Vodafone is facing fresh controversy over tax after it emerged that the mobile phone giant did not pay any corporation tax in Britain last year.
And how was it able to do that then?
Vodafone was able to avoid paying corporation tax in Britain last year by off-setting the bill against its capital expenditure, which rose from £516m to £575m.
It invests £1.5m a day in mobile networks in Britain, and is still writing tax off against the £5.96bn it paid the government for mobile spectrum in 2000. It also paid around £700m in payroll and other taxes last year.

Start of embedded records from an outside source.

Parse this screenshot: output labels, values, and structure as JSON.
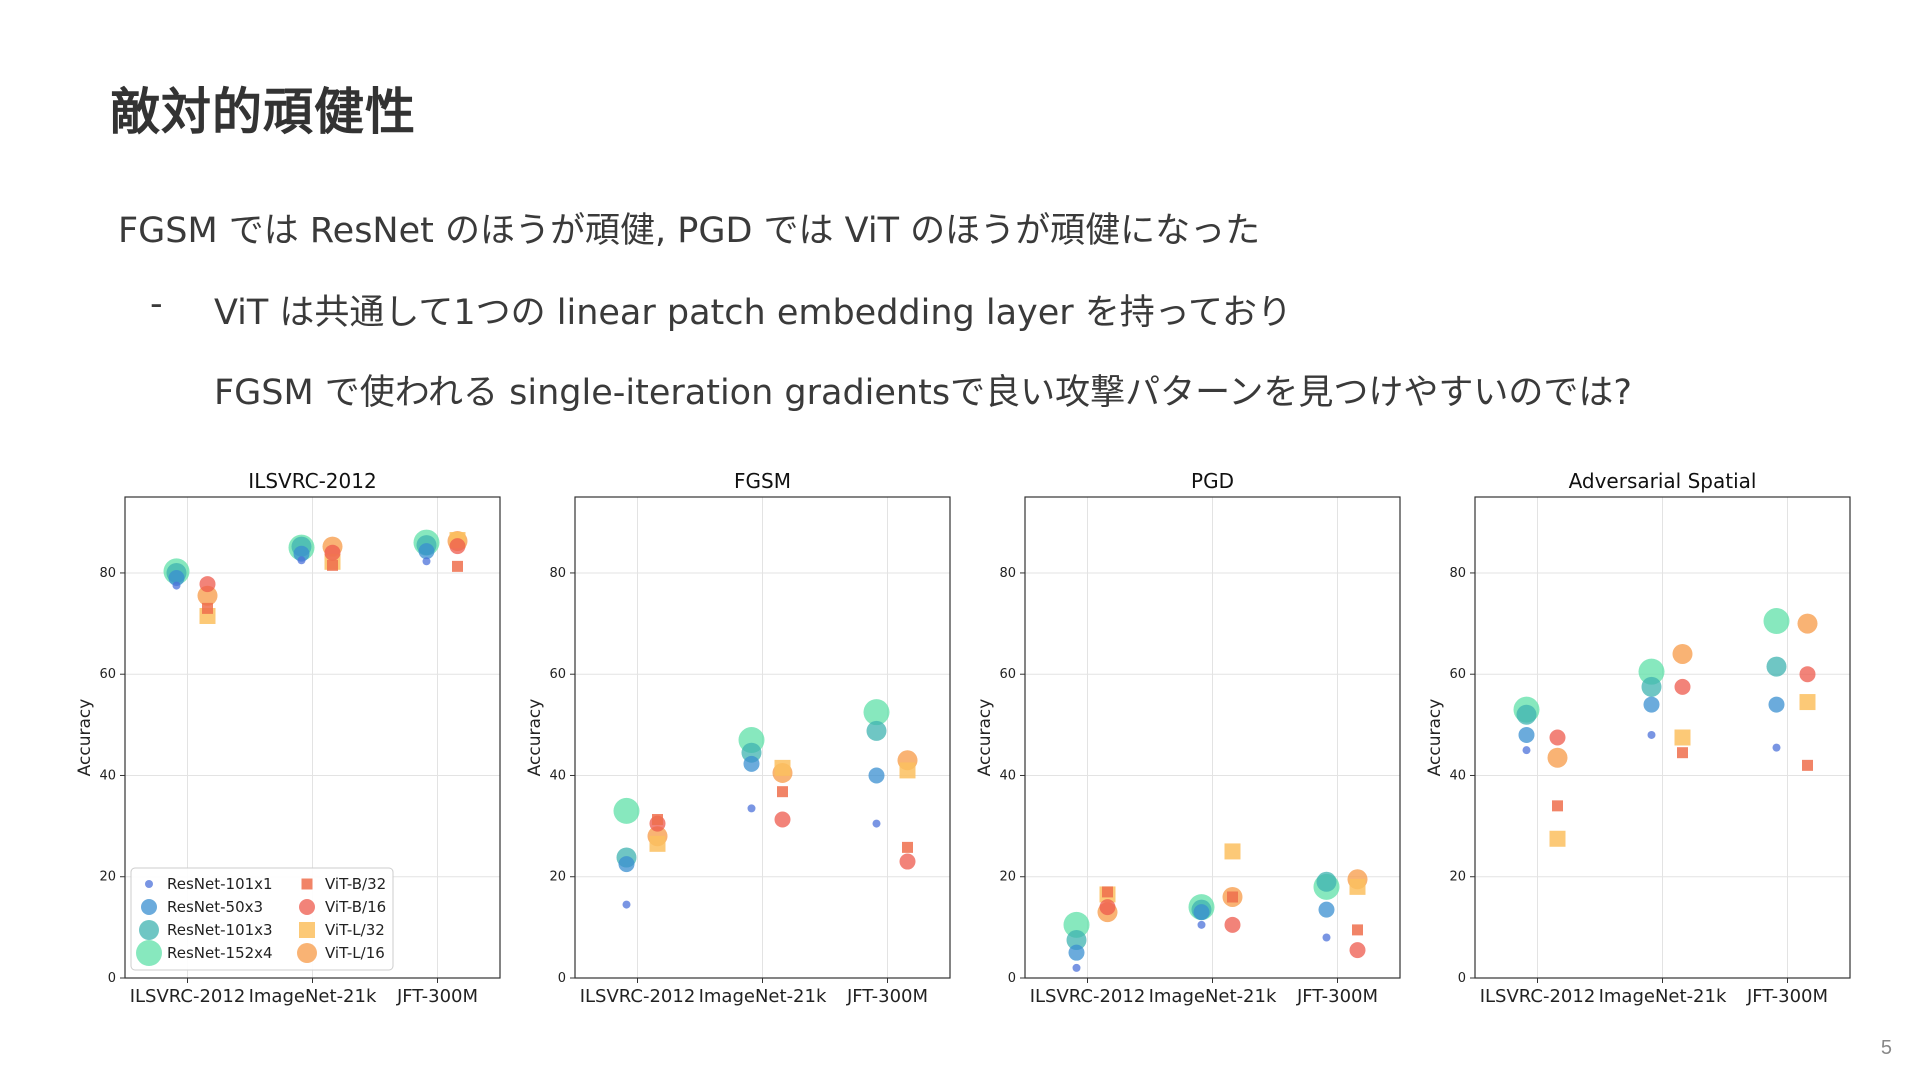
{
  "slide": {
    "title": "敵対的頑健性",
    "line1": "FGSM では ResNet のほうが頑健, PGD では ViT のほうが頑健になった",
    "bullet_marker": "-",
    "line2": "ViT は共通して1つの linear patch embedding layer を持っており",
    "line3": "FGSM で使われる single-iteration gradientsで良い攻撃パターンを見つけやすいのでは?",
    "page_number": "5"
  },
  "chart_data": [
    {
      "type": "scatter",
      "title": "ILSVRC-2012",
      "ylabel": "Accuracy",
      "categories": [
        "ILSVRC-2012",
        "ImageNet-21k",
        "JFT-300M"
      ],
      "ylim": [
        0,
        95
      ],
      "yticks": [
        0,
        20,
        40,
        60,
        80
      ],
      "grid": true,
      "legend": "lower-left",
      "series": [
        {
          "name": "ResNet-101x1",
          "values": [
            77.5,
            82.5,
            82.3
          ]
        },
        {
          "name": "ResNet-50x3",
          "values": [
            79.0,
            83.8,
            84.3
          ]
        },
        {
          "name": "ResNet-101x3",
          "values": [
            80.0,
            85.2,
            85.5
          ]
        },
        {
          "name": "ResNet-152x4",
          "values": [
            80.3,
            85.0,
            86.0
          ]
        },
        {
          "name": "ViT-B/32",
          "values": [
            73.0,
            81.5,
            81.3
          ]
        },
        {
          "name": "ViT-B/16",
          "values": [
            77.8,
            84.0,
            85.3
          ]
        },
        {
          "name": "ViT-L/32",
          "values": [
            71.5,
            82.2,
            86.5
          ]
        },
        {
          "name": "ViT-L/16",
          "values": [
            75.5,
            85.2,
            86.3
          ]
        }
      ]
    },
    {
      "type": "scatter",
      "title": "FGSM",
      "ylabel": "Accuracy",
      "categories": [
        "ILSVRC-2012",
        "ImageNet-21k",
        "JFT-300M"
      ],
      "ylim": [
        0,
        95
      ],
      "yticks": [
        0,
        20,
        40,
        60,
        80
      ],
      "grid": true,
      "series": [
        {
          "name": "ResNet-101x1",
          "values": [
            14.5,
            33.5,
            30.5
          ]
        },
        {
          "name": "ResNet-50x3",
          "values": [
            22.5,
            42.3,
            40.0
          ]
        },
        {
          "name": "ResNet-101x3",
          "values": [
            23.8,
            44.5,
            48.8
          ]
        },
        {
          "name": "ResNet-152x4",
          "values": [
            33.0,
            47.0,
            52.5
          ]
        },
        {
          "name": "ViT-B/32",
          "values": [
            31.3,
            36.8,
            25.8
          ]
        },
        {
          "name": "ViT-B/16",
          "values": [
            30.5,
            31.3,
            23.0
          ]
        },
        {
          "name": "ViT-L/32",
          "values": [
            26.5,
            41.5,
            41.0
          ]
        },
        {
          "name": "ViT-L/16",
          "values": [
            28.0,
            40.5,
            43.0
          ]
        }
      ]
    },
    {
      "type": "scatter",
      "title": "PGD",
      "ylabel": "Accuracy",
      "categories": [
        "ILSVRC-2012",
        "ImageNet-21k",
        "JFT-300M"
      ],
      "ylim": [
        0,
        95
      ],
      "yticks": [
        0,
        20,
        40,
        60,
        80
      ],
      "grid": true,
      "series": [
        {
          "name": "ResNet-101x1",
          "values": [
            2.0,
            10.5,
            8.0
          ]
        },
        {
          "name": "ResNet-50x3",
          "values": [
            5.0,
            13.0,
            13.5
          ]
        },
        {
          "name": "ResNet-101x3",
          "values": [
            7.5,
            13.5,
            19.0
          ]
        },
        {
          "name": "ResNet-152x4",
          "values": [
            10.5,
            14.0,
            18.0
          ]
        },
        {
          "name": "ViT-B/32",
          "values": [
            17.0,
            16.0,
            9.5
          ]
        },
        {
          "name": "ViT-B/16",
          "values": [
            14.0,
            10.5,
            5.5
          ]
        },
        {
          "name": "ViT-L/32",
          "values": [
            16.5,
            25.0,
            18.0
          ]
        },
        {
          "name": "ViT-L/16",
          "values": [
            13.0,
            16.0,
            19.5
          ]
        }
      ]
    },
    {
      "type": "scatter",
      "title": "Adversarial Spatial",
      "ylabel": "Accuracy",
      "categories": [
        "ILSVRC-2012",
        "ImageNet-21k",
        "JFT-300M"
      ],
      "ylim": [
        0,
        95
      ],
      "yticks": [
        0,
        20,
        40,
        60,
        80
      ],
      "grid": true,
      "series": [
        {
          "name": "ResNet-101x1",
          "values": [
            45.0,
            48.0,
            45.5
          ]
        },
        {
          "name": "ResNet-50x3",
          "values": [
            48.0,
            54.0,
            54.0
          ]
        },
        {
          "name": "ResNet-101x3",
          "values": [
            52.0,
            57.5,
            61.5
          ]
        },
        {
          "name": "ResNet-152x4",
          "values": [
            53.0,
            60.5,
            70.5
          ]
        },
        {
          "name": "ViT-B/32",
          "values": [
            34.0,
            44.5,
            42.0
          ]
        },
        {
          "name": "ViT-B/16",
          "values": [
            47.5,
            57.5,
            60.0
          ]
        },
        {
          "name": "ViT-L/32",
          "values": [
            27.5,
            47.5,
            54.5
          ]
        },
        {
          "name": "ViT-L/16",
          "values": [
            43.5,
            64.0,
            70.0
          ]
        }
      ]
    }
  ],
  "series_style": [
    {
      "color": "#4c72d9",
      "shape": "circle",
      "size": "xs"
    },
    {
      "color": "#3a8fd0",
      "shape": "circle",
      "size": "sm"
    },
    {
      "color": "#3fb3b0",
      "shape": "circle",
      "size": "md"
    },
    {
      "color": "#5fe0a8",
      "shape": "circle",
      "size": "lg"
    },
    {
      "color": "#ee6e4c",
      "shape": "square",
      "size": "xs"
    },
    {
      "color": "#ee5a4c",
      "shape": "circle",
      "size": "sm"
    },
    {
      "color": "#fbbf5f",
      "shape": "square",
      "size": "md"
    },
    {
      "color": "#f79a45",
      "shape": "circle",
      "size": "md"
    }
  ]
}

So there isn't a controversy as no tax evasion or even avoidance has taken place. The company is simply investing in its network - that'll be to cope with the massive increase in data usage from smart phones and new technologies like 4G. This is a good thing - it sets the company up for the future in an extremely competitive market, hopefully to generate decent returns for its shareholders, pay tax on profits, and create jobs. Without the capex, there will not be a Vodafone UK in the future. The government of course recognises this and hence the favourable tax treatment, which applies to all companies and not just Vodafone. However, this is not good enough for UK Uncut:
Press release: UK Uncut condemn Vodafone for paying no UK corporation tax in 2011
The ignorance of UK Uncut on this doesn't surprise me but this is perhaps its biggest blunder to date. Of more concern is that the most read (and right-leaning) broadsheet in the UK has run such a misleading story. The implication here is that the UK is being portrayed as anti-business, just at a time when we need private sector investment to create jobs for people who will in turn pay taxes and probably spend a good chunk of their earnings in the UK. Not to mention the potential benefits that stable, high speed internet will bring to the economy.